(1)
Carlos Felipe Moisés foi embora. Foi encontrar novamente Margarida. Hoje cedo, mas eu soube agora. Quando o conheci, ele era um livro, depois outro, depois outros, até virar um amigo que parecia estar desde sempre por perto, uma espécie de mestre, Mestre, um monge dessa religião sem deus chamada poesia, que agora virou livros novamente, infinitos livros e textos e ideias e gestos, muitos gestos de afeto que nada vai apagar. Falamos há algumas semanas e ficou no ar a felicidade com a campanha do Corinthians, o próximo encontro na Urca, um livro novo na sua infinita gaveta. Ele me contou de seu “calo na aorta”, eu disse que não havia nada mais apropriado para um poeta, rimos, mas agora eu queria que aquilo fosse apenas uma metáfora. Ontem, no lançamento do livro de que participamos juntos, sua ausência era o assunto. Sabíamos que estava lutando, mas não havia tristeza porque sabíamos que Carlão era o mais forte de nós. E vai continuar assim, titular absoluto.
(2)
NOITE NULA
no sonho eu andava
sobre um tapete
que os livros com seu nome formavam pela casa
rebeldes saltados da estante
inconformados com sua morte
não havia mais palavras neles
e para onde eu olhava
via correr os seus versos
na pele viva da parede
no mármore da minha pele
no olho intenso do céu
e naquele momento
era como se todas as letras já escritas
girassem a milhões de quilômetros
por segundo para dizer
simplesmente: siga
seguimos, seus amigos,
e nosso mantra
era um poema-abismo
que roubamos de você:
«Eu me arquipélago
tu te maravilhas
ele se istma
nós nos montanhamos
vós vos espraiais
eles se eclipsam. »
no sonho não há adeus
não há deus não há dores
e as distâncias do mundo
e do além
cabem todas no abraço
não sei se é preciso acordar
(3) A gente normal, às vezes com 40, 50 anos, já parece, na vida, aquele funcionário que, 30 minutos antes do fim do expediente, já está arrumando a mesa para sair, fechando as gavetas, desligando o computador.

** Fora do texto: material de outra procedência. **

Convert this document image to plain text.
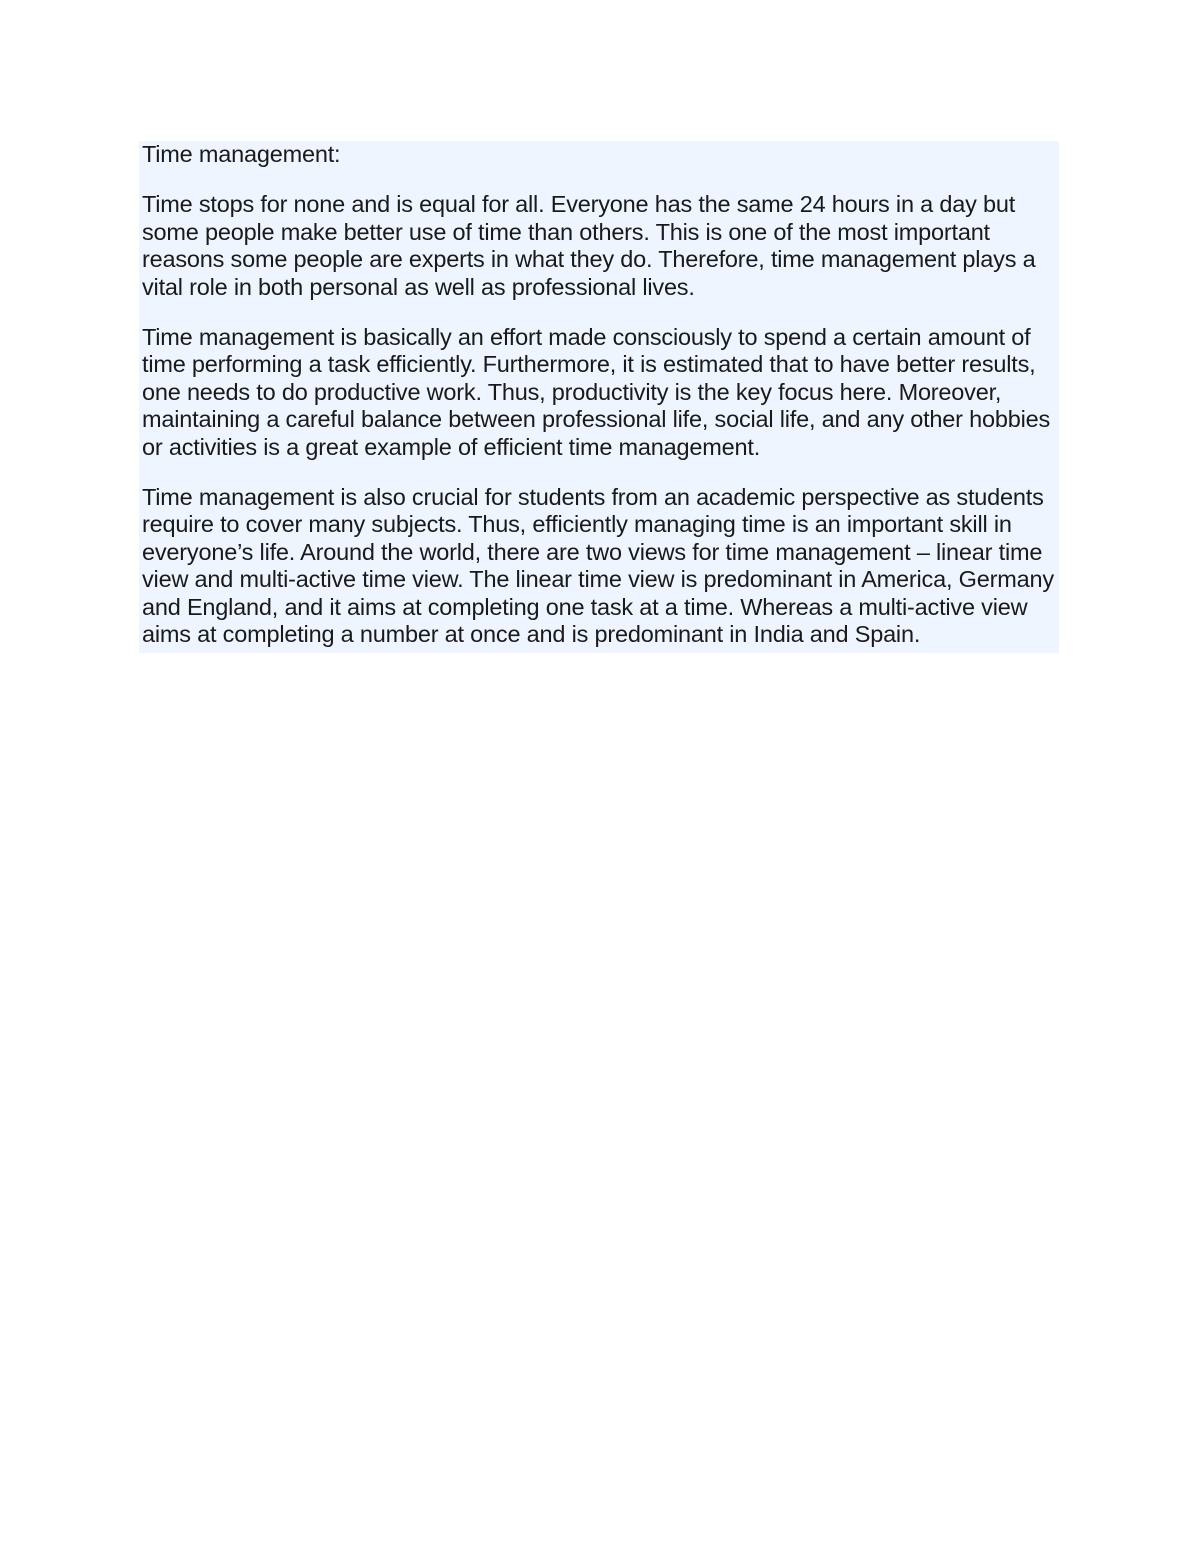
Time management:

Time stops for none and is equal for all. Everyone has the same 24 hours in a day but some people make better use of time than others. This is one of the most important reasons some people are experts in what they do. Therefore, time management plays a vital role in both personal as well as professional lives.

Time management is basically an effort made consciously to spend a certain amount of time performing a task efficiently. Furthermore, it is estimated that to have better results, one needs to do productive work. Thus, productivity is the key focus here. Moreover, maintaining a careful balance between professional life, social life, and any other hobbies or activities is a great example of efficient time management.

Time management is also crucial for students from an academic perspective as students require to cover many subjects. Thus, efficiently managing time is an important skill in everyone’s life. Around the world, there are two views for time management – linear time view and multi-active time view. The linear time view is predominant in America, Germany and England, and it aims at completing one task at a time. Whereas a multi-active view aims at completing a number at once and is predominant in India and Spain.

Aos 40, 50 anos, já não atendemos mais as ligações da vida, porque podem atrasar nossa saída. Ontem, no velório do Carlão, falei para vários amigos que ele, aos 75, parecia estar chegando. Carlos Felipe Moisés, com tudo que já tinha trabalhado, parecia estar nas primeiras horas do dia que é nossa vida. Com o cabelo ainda arrumado no espelho da manhã e a leveza de quem teve uma ótima noite de sono. Nesse belo perfil na Revista Caliban, Ronaldo Cagiano fala que Carlão “nos deixa no auge de sua produção e vitalidade” – é exatamente a impressão que eu tinha. Ele tinha muito ainda para nos ensinar, muito mesmo, em todos os campos. Por isso a porta bateu tão forte.